One of the key reasons for this projected expansion is the SBP’s ongoing “Financial Inclusion Plan,” which targets to attract a growing number of customers to the banking fold on a mass scale. The plan is being funded by the Word Bank. It can enlarge the banking businesses and their profits manifold as millions new customers may let the banks handle their financial affairs.

The SBP, the World Bank and the IMF all agree that the visible trend among new account openers in Pakistan is a high degree of preference for Islamic banking. This is true as various surveys of the unbanked people show that they prefer Islamic banking, as they think that the interest-based conventional banking does not meet their needs, as portrayed by the Islamic tenets on business and finance.

The IMF is of the view that although “IBI in Pakistan is now at its evolutionary stage but it has already expanded at a compound annual growth rate of nearly 50 per cent between 2002 and 2005 and reached a market share of 11.44 per cent by end-2015. The SBP eyes 15 per cent of banking assets for Islamic banking by the end of the next year.”
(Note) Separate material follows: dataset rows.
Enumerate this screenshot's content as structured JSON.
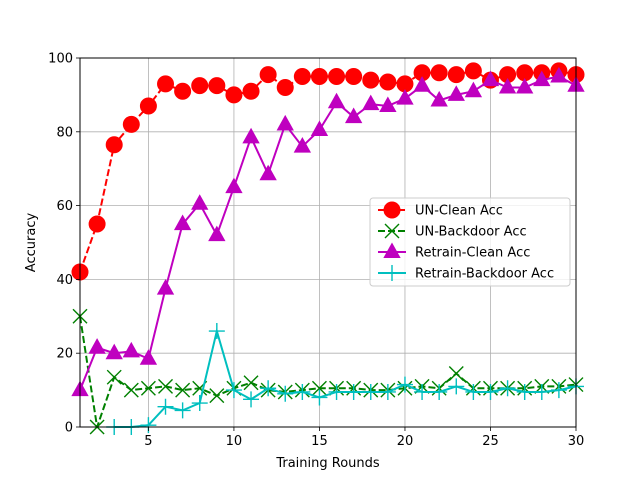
{
  "chart_data": {
    "type": "line",
    "title": "",
    "xlabel": "Training Rounds",
    "ylabel": "Accuracy",
    "xlim": [
      1,
      30
    ],
    "ylim": [
      0,
      100
    ],
    "x_ticks": [
      5,
      10,
      15,
      20,
      25,
      30
    ],
    "y_ticks": [
      0,
      20,
      40,
      60,
      80,
      100
    ],
    "grid": true,
    "legend_position": "center-right",
    "x": [
      1,
      2,
      3,
      4,
      5,
      6,
      7,
      8,
      9,
      10,
      11,
      12,
      13,
      14,
      15,
      16,
      17,
      18,
      19,
      20,
      21,
      22,
      23,
      24,
      25,
      26,
      27,
      28,
      29,
      30
    ],
    "series": [
      {
        "name": "UN-Clean Acc",
        "color": "#ff0000",
        "linestyle": "dashed",
        "marker": "circle",
        "values": [
          42,
          55,
          76.5,
          82,
          87,
          93,
          91,
          92.5,
          92.5,
          90,
          91,
          95.5,
          92,
          95,
          95,
          95,
          95,
          94,
          93.5,
          93,
          96,
          96,
          95.5,
          96.5,
          94,
          95.5,
          96,
          96,
          96.5,
          95.5
        ]
      },
      {
        "name": "UN-Backdoor Acc",
        "color": "#008000",
        "linestyle": "dashed",
        "marker": "x",
        "values": [
          30,
          0,
          13.5,
          10,
          10.5,
          11,
          10,
          10.5,
          8.5,
          10.5,
          12,
          10,
          9.5,
          10,
          10.5,
          10.5,
          10.5,
          10,
          10,
          10.5,
          11,
          10.5,
          14.5,
          10.5,
          10.5,
          10.5,
          10.5,
          11,
          11,
          11.5
        ]
      },
      {
        "name": "Retrain-Clean Acc",
        "color": "#bf00bf",
        "linestyle": "solid",
        "marker": "triangle",
        "values": [
          10,
          21.5,
          20,
          20.5,
          18.5,
          37.5,
          55,
          60.5,
          52,
          65,
          78.5,
          68.5,
          82,
          76,
          80.5,
          88,
          84,
          87.5,
          87,
          89,
          92.5,
          88.5,
          90,
          91,
          94,
          92,
          92,
          94,
          95,
          92.5
        ]
      },
      {
        "name": "Retrain-Backdoor Acc",
        "color": "#00bfbf",
        "linestyle": "solid",
        "marker": "plus",
        "values": [
          null,
          null,
          0,
          0,
          0.5,
          5.5,
          4.5,
          6.5,
          26,
          10,
          7.5,
          10.5,
          9,
          9.5,
          8,
          9.5,
          9.5,
          9.5,
          9.5,
          11.5,
          9.5,
          9.5,
          11,
          9.5,
          9.5,
          10.5,
          9.5,
          9.5,
          10,
          11
        ]
      }
    ]
  }
}
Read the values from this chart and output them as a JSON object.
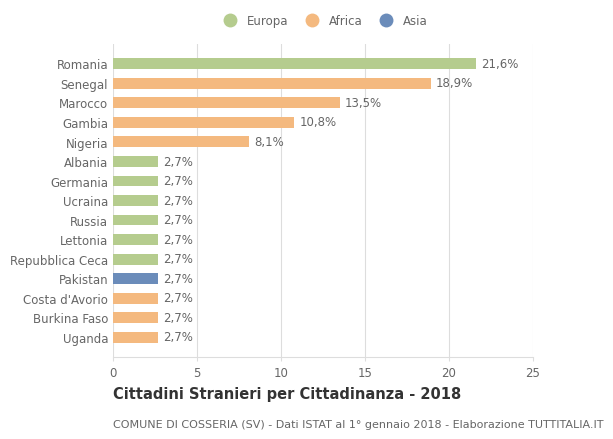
{
  "countries": [
    "Romania",
    "Senegal",
    "Marocco",
    "Gambia",
    "Nigeria",
    "Albania",
    "Germania",
    "Ucraina",
    "Russia",
    "Lettonia",
    "Repubblica Ceca",
    "Pakistan",
    "Costa d'Avorio",
    "Burkina Faso",
    "Uganda"
  ],
  "values": [
    21.6,
    18.9,
    13.5,
    10.8,
    8.1,
    2.7,
    2.7,
    2.7,
    2.7,
    2.7,
    2.7,
    2.7,
    2.7,
    2.7,
    2.7
  ],
  "labels": [
    "21,6%",
    "18,9%",
    "13,5%",
    "10,8%",
    "8,1%",
    "2,7%",
    "2,7%",
    "2,7%",
    "2,7%",
    "2,7%",
    "2,7%",
    "2,7%",
    "2,7%",
    "2,7%",
    "2,7%"
  ],
  "colors": [
    "#b5cc8e",
    "#f4b97f",
    "#f4b97f",
    "#f4b97f",
    "#f4b97f",
    "#b5cc8e",
    "#b5cc8e",
    "#b5cc8e",
    "#b5cc8e",
    "#b5cc8e",
    "#b5cc8e",
    "#6b8cba",
    "#f4b97f",
    "#f4b97f",
    "#f4b97f"
  ],
  "legend_labels": [
    "Europa",
    "Africa",
    "Asia"
  ],
  "legend_colors": [
    "#b5cc8e",
    "#f4b97f",
    "#6b8cba"
  ],
  "xlim": [
    0,
    25
  ],
  "xticks": [
    0,
    5,
    10,
    15,
    20,
    25
  ],
  "title": "Cittadini Stranieri per Cittadinanza - 2018",
  "subtitle": "COMUNE DI COSSERIA (SV) - Dati ISTAT al 1° gennaio 2018 - Elaborazione TUTTITALIA.IT",
  "background_color": "#ffffff",
  "bar_height": 0.55,
  "grid_color": "#dddddd",
  "text_color": "#666666",
  "label_fontsize": 8.5,
  "tick_fontsize": 8.5,
  "title_fontsize": 10.5,
  "subtitle_fontsize": 8.0
}
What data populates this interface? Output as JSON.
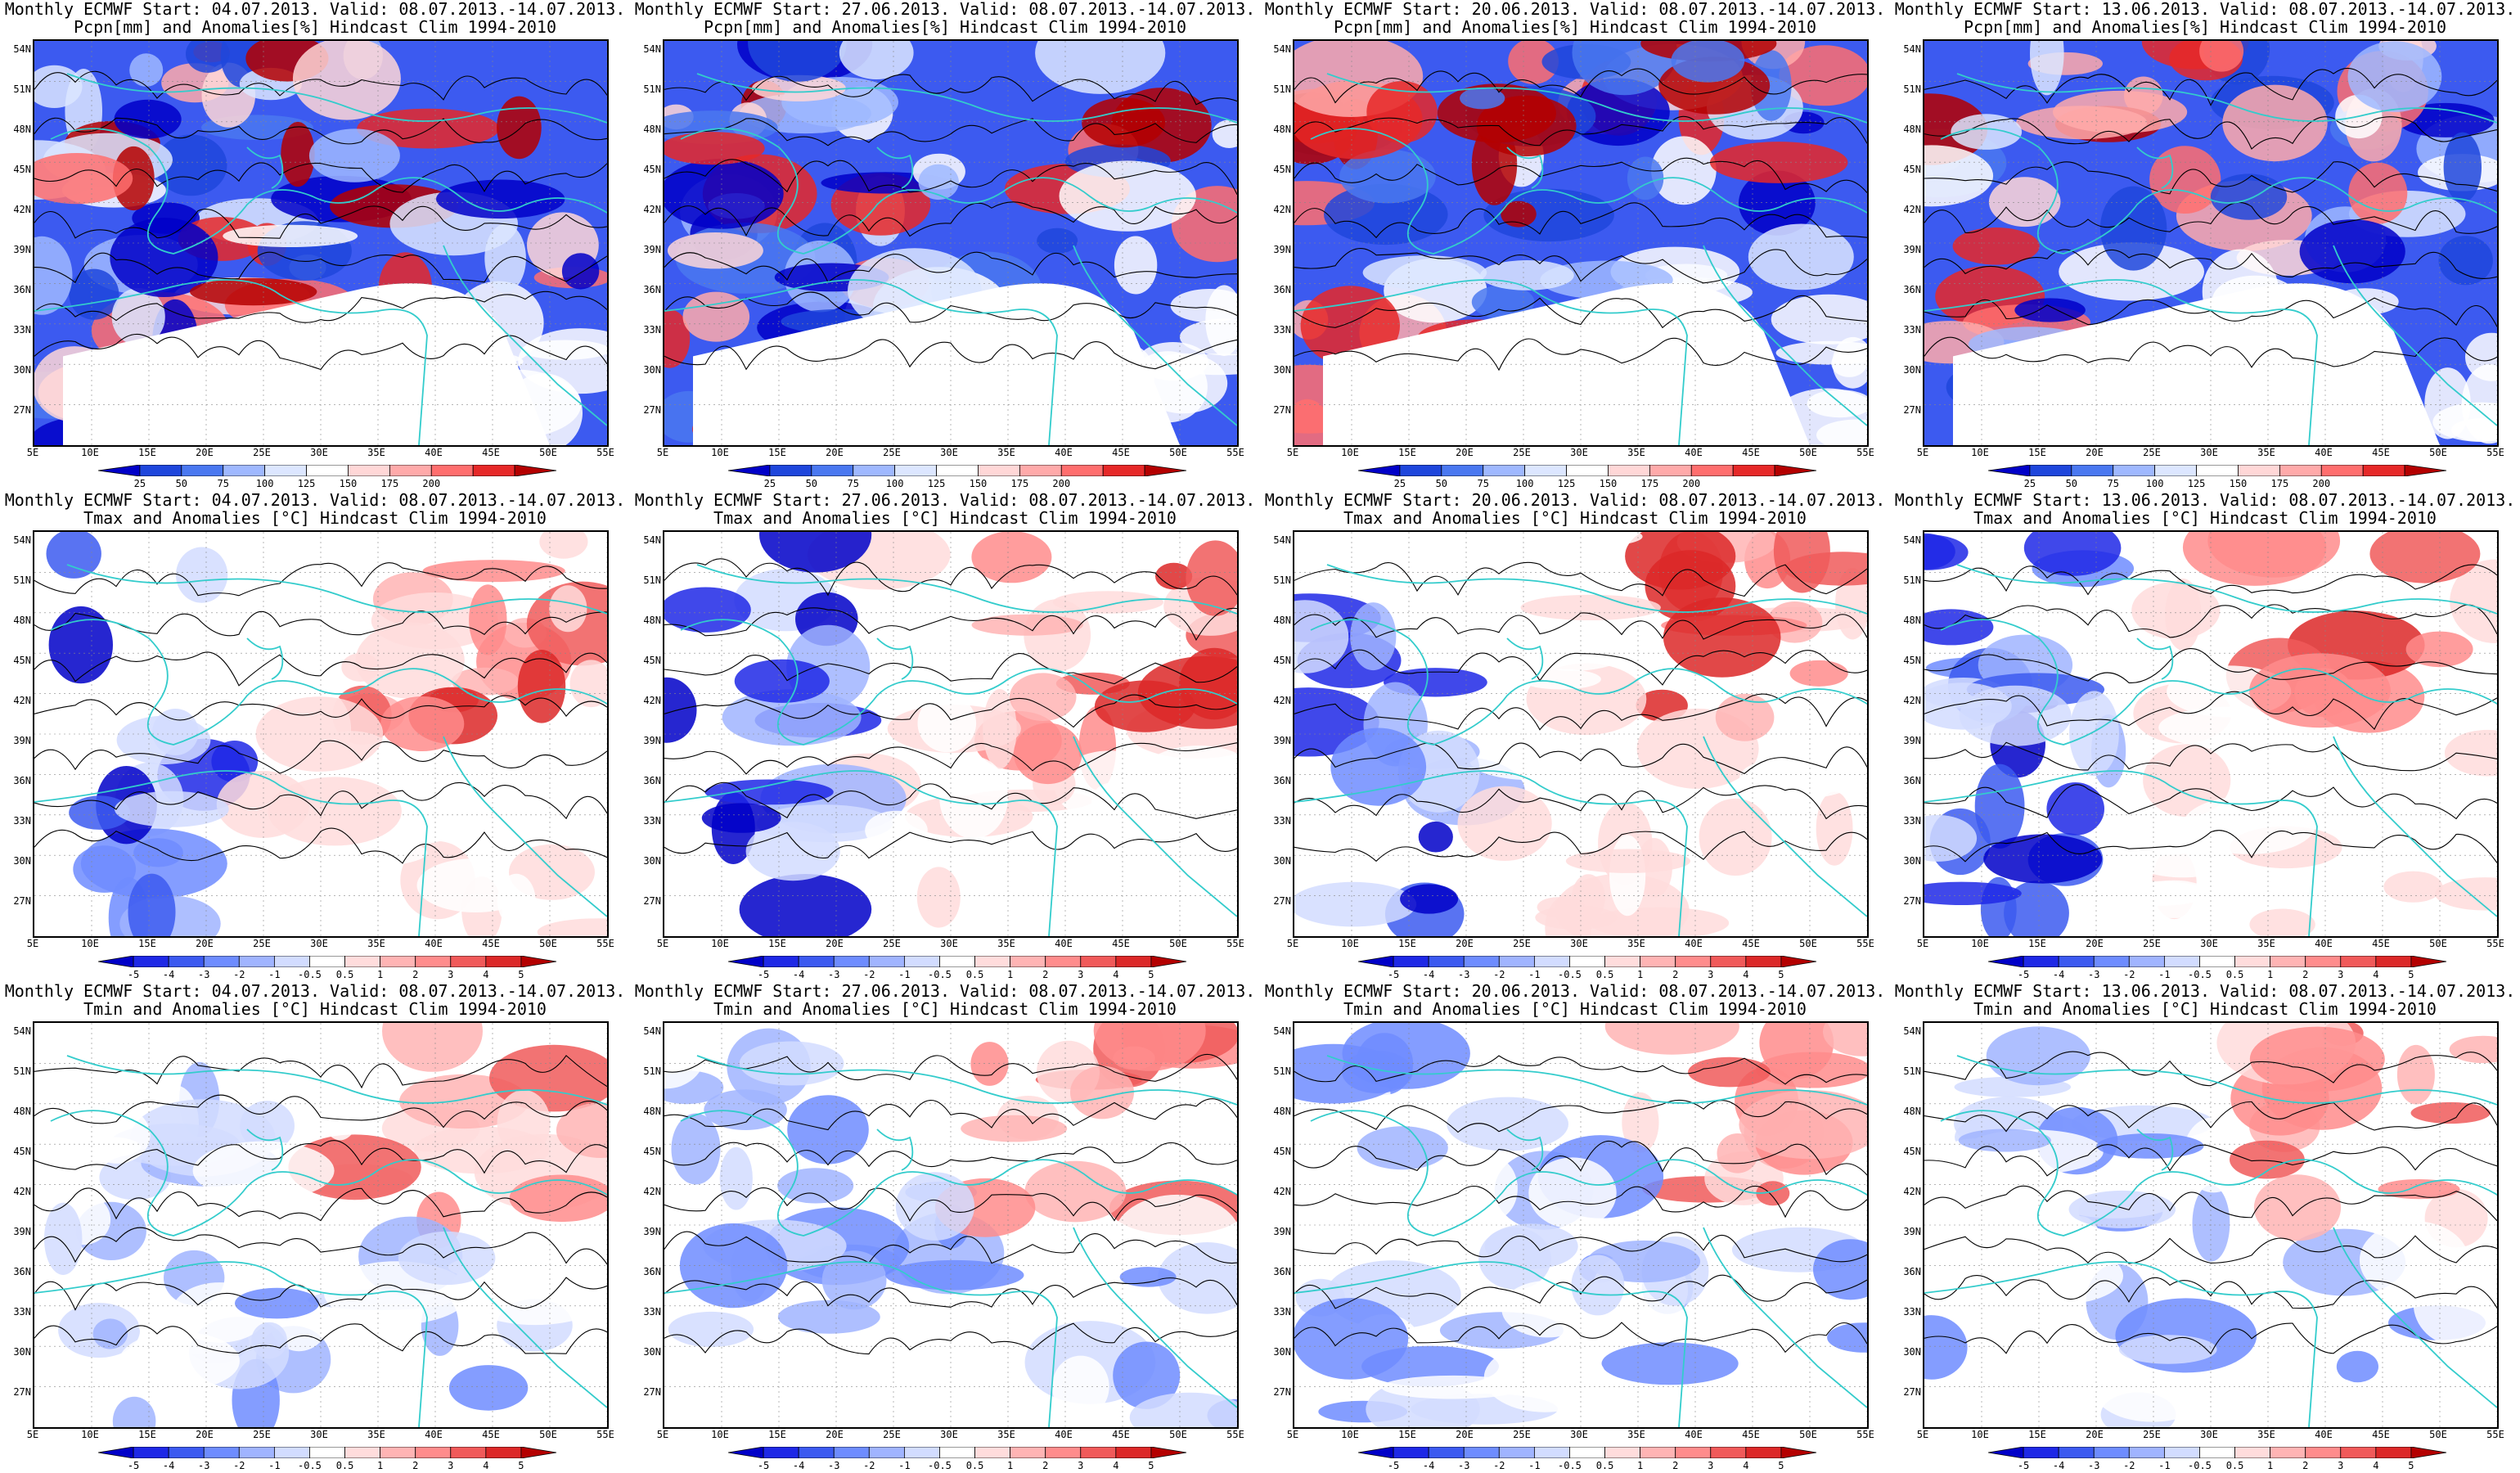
{
  "panels": [
    {
      "row": 0,
      "col": 0,
      "variable": "pcpn",
      "title1": "Monthly ECMWF Start: 04.07.2013. Valid: 08.07.2013.-14.07.2013.",
      "title2": "Pcpn[mm] and Anomalies[%] Hindcast Clim 1994-2010"
    },
    {
      "row": 0,
      "col": 1,
      "variable": "pcpn",
      "title1": "Monthly ECMWF Start: 27.06.2013. Valid: 08.07.2013.-14.07.2013.",
      "title2": "Pcpn[mm] and Anomalies[%] Hindcast Clim 1994-2010"
    },
    {
      "row": 0,
      "col": 2,
      "variable": "pcpn",
      "title1": "Monthly ECMWF Start: 20.06.2013. Valid: 08.07.2013.-14.07.2013.",
      "title2": "Pcpn[mm] and Anomalies[%] Hindcast Clim 1994-2010"
    },
    {
      "row": 0,
      "col": 3,
      "variable": "pcpn",
      "title1": "Monthly ECMWF Start: 13.06.2013. Valid: 08.07.2013.-14.07.2013.",
      "title2": "Pcpn[mm] and Anomalies[%] Hindcast Clim 1994-2010"
    },
    {
      "row": 1,
      "col": 0,
      "variable": "tmax",
      "title1": "Monthly ECMWF Start: 04.07.2013. Valid: 08.07.2013.-14.07.2013.",
      "title2": "Tmax and Anomalies [°C] Hindcast Clim 1994-2010"
    },
    {
      "row": 1,
      "col": 1,
      "variable": "tmax",
      "title1": "Monthly ECMWF Start: 27.06.2013. Valid: 08.07.2013.-14.07.2013.",
      "title2": "Tmax and Anomalies [°C] Hindcast Clim 1994-2010"
    },
    {
      "row": 1,
      "col": 2,
      "variable": "tmax",
      "title1": "Monthly ECMWF Start: 20.06.2013. Valid: 08.07.2013.-14.07.2013.",
      "title2": "Tmax and Anomalies [°C] Hindcast Clim 1994-2010"
    },
    {
      "row": 1,
      "col": 3,
      "variable": "tmax",
      "title1": "Monthly ECMWF Start: 13.06.2013. Valid: 08.07.2013.-14.07.2013.",
      "title2": "Tmax and Anomalies [°C] Hindcast Clim 1994-2010"
    },
    {
      "row": 2,
      "col": 0,
      "variable": "tmin",
      "title1": "Monthly ECMWF Start: 04.07.2013. Valid: 08.07.2013.-14.07.2013.",
      "title2": "Tmin and Anomalies [°C] Hindcast Clim 1994-2010"
    },
    {
      "row": 2,
      "col": 1,
      "variable": "tmin",
      "title1": "Monthly ECMWF Start: 27.06.2013. Valid: 08.07.2013.-14.07.2013.",
      "title2": "Tmin and Anomalies [°C] Hindcast Clim 1994-2010"
    },
    {
      "row": 2,
      "col": 2,
      "variable": "tmin",
      "title1": "Monthly ECMWF Start: 20.06.2013. Valid: 08.07.2013.-14.07.2013.",
      "title2": "Tmin and Anomalies [°C] Hindcast Clim 1994-2010"
    },
    {
      "row": 2,
      "col": 3,
      "variable": "tmin",
      "title1": "Monthly ECMWF Start: 13.06.2013. Valid: 08.07.2013.-14.07.2013.",
      "title2": "Tmin and Anomalies [°C] Hindcast Clim 1994-2010"
    }
  ],
  "lat_labels": [
    "54N",
    "51N",
    "48N",
    "45N",
    "42N",
    "39N",
    "36N",
    "33N",
    "30N",
    "27N"
  ],
  "lon_labels": [
    "5E",
    "10E",
    "15E",
    "20E",
    "25E",
    "30E",
    "35E",
    "40E",
    "45E",
    "50E",
    "55E"
  ],
  "colorbars": {
    "pcpn": {
      "labels": [
        "25",
        "50",
        "75",
        "100",
        "125",
        "150",
        "175",
        "200"
      ],
      "colors": [
        "#0000c8",
        "#1e46dc",
        "#4a78f0",
        "#9fb8ff",
        "#dce6ff",
        "#ffffff",
        "#ffd7d7",
        "#ffaaaa",
        "#ff6e6e",
        "#e62828",
        "#b40000"
      ]
    },
    "temp": {
      "labels": [
        "-5",
        "-4",
        "-3",
        "-2",
        "-1",
        "-0.5",
        "0.5",
        "1",
        "2",
        "3",
        "4",
        "5"
      ],
      "colors": [
        "#0000c8",
        "#1e28e6",
        "#3c5af0",
        "#6e8cff",
        "#a0b4ff",
        "#d2dcff",
        "#ffffff",
        "#ffdcdc",
        "#ffb4b4",
        "#ff8c8c",
        "#f05a5a",
        "#dc2828",
        "#b40000"
      ]
    }
  },
  "map_colors": {
    "coast": "#33cccc",
    "contour": "#000000",
    "pcpn_dry": "#0000c8",
    "pcpn_wet": "#c80000"
  }
}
The IMF also had a deep look at the Financial Inclusion Plan of Pakistan, database Findex and said: “Only 13 per cent adult population – more than half of the country’s population – has a bank account. Around 96 per cent of the country’s population is Muslim, indicating the latent appetite for Islamic financial products.”

IMF noted: “The regulatory support has been propelling the growth of Pakistan’s IB sector. The large Muslim population and low market penetration also suggest that there’re substantial upside potential for its further growth.” It said that full-fledged IBs – four domestic IBs and two subsidiaries of foreign-owned banks – are subject to the same prudential requirements as conventional banks, including the minimum capital requirement (MCR) regime, the minimum capital adequacy ratio, large exposure, loan classification, provisioning and the related party lending.

The IMF analysis said six full-fledged IBs had CAR of 14 per cent by end-2015 “significantly above the prescribed minimum of 10 per cent, but below the conventional banks. The non-performing financial ratio of 2 per cent is significantly below the average for conventional banks of 12 per cent. The IBs are also not profitable and liquid but the profit margins and liquidity levels are, however, lower than their conventional counterparts.”

The customer deposits fund close to 85.3 per cent of the banking industry’s assets. Since the funding is mostly in local currency, the exchange risk is low. There is a dearth of funding options like Sukuk, thereby potentially creating maturity mismatches with financing structure.”

As the IBI grows in all its products, segments and business sectors, the UAE-banks are doing extremely good business – more on the Islamic side and quite well on the conventional side.

This is applauded by leadership of the Islamic world, particularly from the UAE. Sheikh Nahyan bin Mabarak Al Nahyan, UAE’s Minister of Culture and Knowledge Development, said: “I am confident that the banking sector of Pakistan will continue to show resilience whilst positively contributing towards Pakistan’s economy.”

Sheikh Nahyan, who is also the chairman of the Board of Bank Alfalah Limited, made these remarks while naming Numan Ansari, former CEO of Faysal Bank, as the new president and CEO of Bank Alfalah.

He said: “We hope that Mr Ansari will meet the bank’s strategic objectives and build the franchise further. We wish him success in his new role.”